On February 3, 1986, Dave married Yvonne King. This marriage expanded his family to include William Michael (Mike), Brandi Ann and Bonny Kay.
Dave was so proud of his family that grew to include eight grandchildren and six great-grandchildren. He would never hesitate to brag about each and every one of them.
Dave was an outstanding businessman. He was never afraid to start a new venture. His career started when he began working for his brother Dean, at Hub City Music and Vending in Aberdeen, S.D. After several years with his brother, he started his own business in Mitchell, S.D., D&D Music. After a third vending business venture in Sioux Falls, S.D., Dave decided to try something completely new. After a chance meeting of the founder of Taco Johns on a flight, Dave decided to purchase a Taco Johns franchise in Lewiston, Idaho. After a few years, it was on to a new adventure. Dave and his wife, Vonnie purchased a restaurant/casino in Thompson Falls. Dave worked endless hours renovating “the joint”, doing the majority of work himself. The Mother Lode Casino was born. Dave worked day and night, until his body just wouldn’t let him anymore.
Dave will be remembered for his kind and generous heart. He would help a total stranger in need, and was always there for everyone he loved. He will be remembered for his tall stories, his witty, dry sense of humor and brilliant sarcasm. He will be remembered for his cooking and BBQ skills, and feeding the town that he loved so much, Thompson Falls. He will be remembered for all of the wonderful trips and adventures that he took his children and grandchildren on.
Dave fought a long, hard, courageous battle. Even through the worst of it, nobody really believed it could bring him down. It seemed impossible. Everyone simply thought this was just another challenge to be overcome.
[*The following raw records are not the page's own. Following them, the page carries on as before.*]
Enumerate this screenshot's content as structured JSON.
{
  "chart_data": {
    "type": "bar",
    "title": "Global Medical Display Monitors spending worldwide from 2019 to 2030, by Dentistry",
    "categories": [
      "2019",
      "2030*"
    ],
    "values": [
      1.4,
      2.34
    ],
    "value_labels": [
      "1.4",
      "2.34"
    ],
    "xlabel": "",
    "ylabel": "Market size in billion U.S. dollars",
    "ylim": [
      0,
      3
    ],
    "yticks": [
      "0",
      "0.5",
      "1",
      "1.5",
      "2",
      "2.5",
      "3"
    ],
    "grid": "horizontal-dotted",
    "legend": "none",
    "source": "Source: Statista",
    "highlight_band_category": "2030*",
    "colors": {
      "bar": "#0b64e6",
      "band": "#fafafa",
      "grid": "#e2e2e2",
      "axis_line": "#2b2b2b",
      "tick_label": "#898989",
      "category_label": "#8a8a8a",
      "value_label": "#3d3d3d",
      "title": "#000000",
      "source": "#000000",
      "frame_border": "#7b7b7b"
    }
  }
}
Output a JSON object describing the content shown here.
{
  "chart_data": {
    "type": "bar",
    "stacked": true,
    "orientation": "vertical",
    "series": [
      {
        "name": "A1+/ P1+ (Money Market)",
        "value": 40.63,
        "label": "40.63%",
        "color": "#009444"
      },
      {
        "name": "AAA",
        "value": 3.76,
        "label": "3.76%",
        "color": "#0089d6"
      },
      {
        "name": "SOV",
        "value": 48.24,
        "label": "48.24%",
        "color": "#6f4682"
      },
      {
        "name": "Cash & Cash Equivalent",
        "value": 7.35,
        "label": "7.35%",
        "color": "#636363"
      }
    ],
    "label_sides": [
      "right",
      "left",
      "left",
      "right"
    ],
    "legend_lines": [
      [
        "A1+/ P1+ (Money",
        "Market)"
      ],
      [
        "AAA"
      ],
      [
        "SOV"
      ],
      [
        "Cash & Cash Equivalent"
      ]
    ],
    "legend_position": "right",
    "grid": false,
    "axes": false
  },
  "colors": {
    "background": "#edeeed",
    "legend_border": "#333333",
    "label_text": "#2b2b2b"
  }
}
Left to mourn Dave are his devoted wife of 31 years, Yvonne; his children, Lisa Schroeder Jankowski (Phillip) of Sioux Falls, S.D. and Julie Rudd of Lewiston, Idaho; step-children, Mike Kessler (Tammy) of Thompson Falls and Bonny Kay Baldridge (Paul) of Puyallup, Wash.; his grandchildren, Ian Schroeder, Jessica Hawley, Jamie Barker, Tommy Orton, Brock Orton, Breann Turner, Tasha Griffis and Wade Copeland; six great-grandchildren and his first wife, Connie Schroeder.
Dave will be greeted by the loved ones who preceded him, his parents, Fred and Marjorie; brothers, James Schroeder and Dean Schroeder; and step-daughter Brandi Orton.
At Dave’s request, there will not be a memorial service.